Opinion
2013-02-28
Robert S. Dean, Center for Appellate Litigation, New York (Angie Louie of counsel), for appellant. Cyrus R. Vance, Jr., District Attorney, New York (Deborah L. Morse of counsel), for respondent.
Robert S. Dean, Center for Appellate Litigation, New York (Angie Louie of counsel), for appellant. Cyrus R. Vance, Jr., District Attorney, New York (Deborah L. Morse of counsel), for respondent.
Order, Supreme Court, New York County (Arlene D. Goldberg, J.), entered November 18, 2011, which adjudicated defendant a level two sexually violent offender pursuant to the Sex Offender Registration Act (Correction Law art. 6–C), unanimously affirmed, without costs.

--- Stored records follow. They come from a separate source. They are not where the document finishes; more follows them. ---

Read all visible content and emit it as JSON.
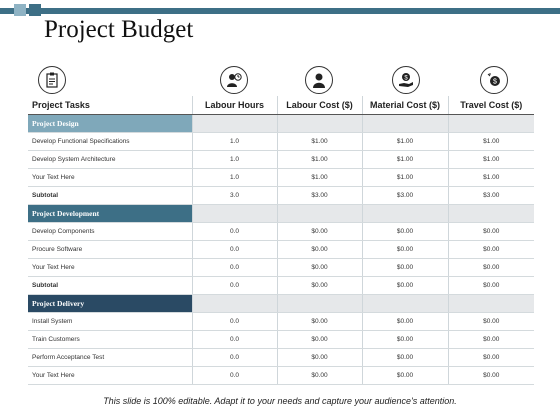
{
  "title": "Project Budget",
  "columns": [
    "Project Tasks",
    "Labour Hours",
    "Labour Cost ($)",
    "Material Cost ($)",
    "Travel Cost ($)"
  ],
  "icons": [
    "clipboard-icon",
    "clock-person-icon",
    "person-icon",
    "hand-money-icon",
    "money-coin-icon"
  ],
  "sections": [
    {
      "name": "Project Design",
      "rows": [
        [
          "Develop Functional Specifications",
          "1.0",
          "$1.00",
          "$1.00",
          "$1.00"
        ],
        [
          "Develop System Architecture",
          "1.0",
          "$1.00",
          "$1.00",
          "$1.00"
        ],
        [
          "Your Text Here",
          "1.0",
          "$1.00",
          "$1.00",
          "$1.00"
        ]
      ],
      "subtotal": [
        "Subtotal",
        "3.0",
        "$3.00",
        "$3.00",
        "$3.00"
      ]
    },
    {
      "name": "Project Development",
      "rows": [
        [
          "Develop Components",
          "0.0",
          "$0.00",
          "$0.00",
          "$0.00"
        ],
        [
          "Procure Software",
          "0.0",
          "$0.00",
          "$0.00",
          "$0.00"
        ],
        [
          "Your Text Here",
          "0.0",
          "$0.00",
          "$0.00",
          "$0.00"
        ]
      ],
      "subtotal": [
        "Subtotal",
        "0.0",
        "$0.00",
        "$0.00",
        "$0.00"
      ]
    },
    {
      "name": "Project Delivery",
      "rows": [
        [
          "Install System",
          "0.0",
          "$0.00",
          "$0.00",
          "$0.00"
        ],
        [
          "Train Customers",
          "0.0",
          "$0.00",
          "$0.00",
          "$0.00"
        ],
        [
          "Perform Acceptance Test",
          "0.0",
          "$0.00",
          "$0.00",
          "$0.00"
        ],
        [
          "Your Text Here",
          "0.0",
          "$0.00",
          "$0.00",
          "$0.00"
        ]
      ]
    }
  ],
  "footer": "This slide is 100% editable. Adapt it to your needs and capture your audience's attention."
}
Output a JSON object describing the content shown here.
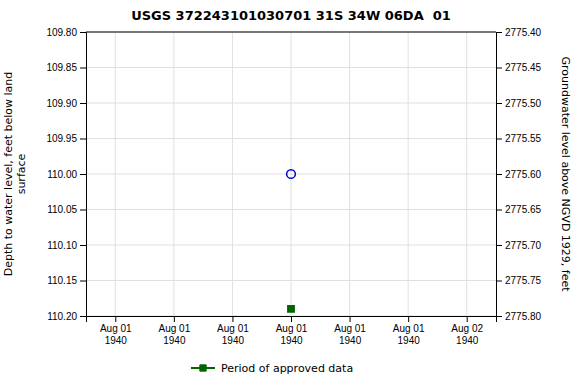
{
  "chart_data": {
    "type": "scatter",
    "title": "USGS 372243101030701 31S 34W 06DA  01",
    "categories": [
      "Aug 01\n1940",
      "Aug 01\n1940",
      "Aug 01\n1940",
      "Aug 01\n1940",
      "Aug 01\n1940",
      "Aug 01\n1940",
      "Aug 02\n1940"
    ],
    "series": [
      {
        "color": "#0000cc",
        "marker": "circle-open",
        "values": [
          null,
          null,
          null,
          110.0,
          null,
          null,
          null
        ]
      },
      {
        "name": "Period of approved data",
        "color": "#006600",
        "marker": "square",
        "values": [
          null,
          null,
          null,
          110.19,
          null,
          null,
          null
        ]
      }
    ],
    "ylabel": "Depth to water level, feet below land\nsurface",
    "y2label": "Groundwater level above NGVD 1929, feet",
    "ylim": [
      110.2,
      109.8
    ],
    "yticks": [
      {
        "value": 109.8,
        "label": "109.80"
      },
      {
        "value": 109.85,
        "label": "109.85"
      },
      {
        "value": 109.9,
        "label": "109.90"
      },
      {
        "value": 109.95,
        "label": "109.95"
      },
      {
        "value": 110.0,
        "label": "110.00"
      },
      {
        "value": 110.05,
        "label": "110.05"
      },
      {
        "value": 110.1,
        "label": "110.10"
      },
      {
        "value": 110.15,
        "label": "110.15"
      },
      {
        "value": 110.2,
        "label": "110.20"
      }
    ],
    "y2lim": [
      2775.8,
      2775.4
    ],
    "y2ticks": [
      {
        "value": 2775.8,
        "label": "2775.80"
      },
      {
        "value": 2775.75,
        "label": "2775.75"
      },
      {
        "value": 2775.7,
        "label": "2775.70"
      },
      {
        "value": 2775.65,
        "label": "2775.65"
      },
      {
        "value": 2775.6,
        "label": "2775.60"
      },
      {
        "value": 2775.55,
        "label": "2775.55"
      },
      {
        "value": 2775.5,
        "label": "2775.50"
      },
      {
        "value": 2775.45,
        "label": "2775.45"
      },
      {
        "value": 2775.4,
        "label": "2775.40"
      }
    ],
    "grid": true,
    "legend": "bottom"
  }
}
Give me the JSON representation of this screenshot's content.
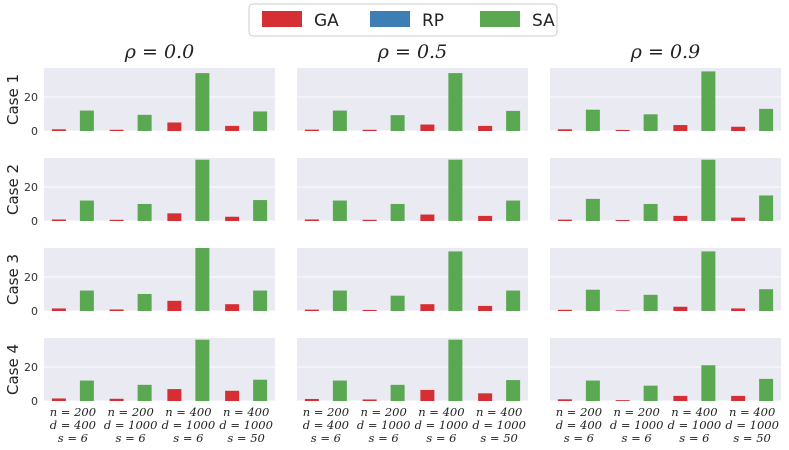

The court properly exercised its discretion in denying defendant's application for a downward departure ( see People v. Cintron, 12 N.Y.3d 60, 70, 875 N.Y.S.2d 828, 903 N.E.2d 1149 [2009],cert. denied558 U.S. ––––, 130 S.Ct. 552, 175 L.Ed.2d 382 [2009];People v. Mingo, 12 N.Y.3d 563, 568 n. 2, 883 N.Y.S.2d 154, 910 N.E.2d 983 [2009] ). The mitigating factors asserted by defendant were adequately taken into account by the risk assessment instrument, and were outweighed by the seriousness of the underlying sex crimes against a child (see e.g. People v. Melendez, 83 A.D.3d 448, 919 N.Y.S.2d 850 [1st Dept. 2011] ). Although defendant describes his sexual relationship with the victim as consensual, we note that it began when the victim was only 11 years old.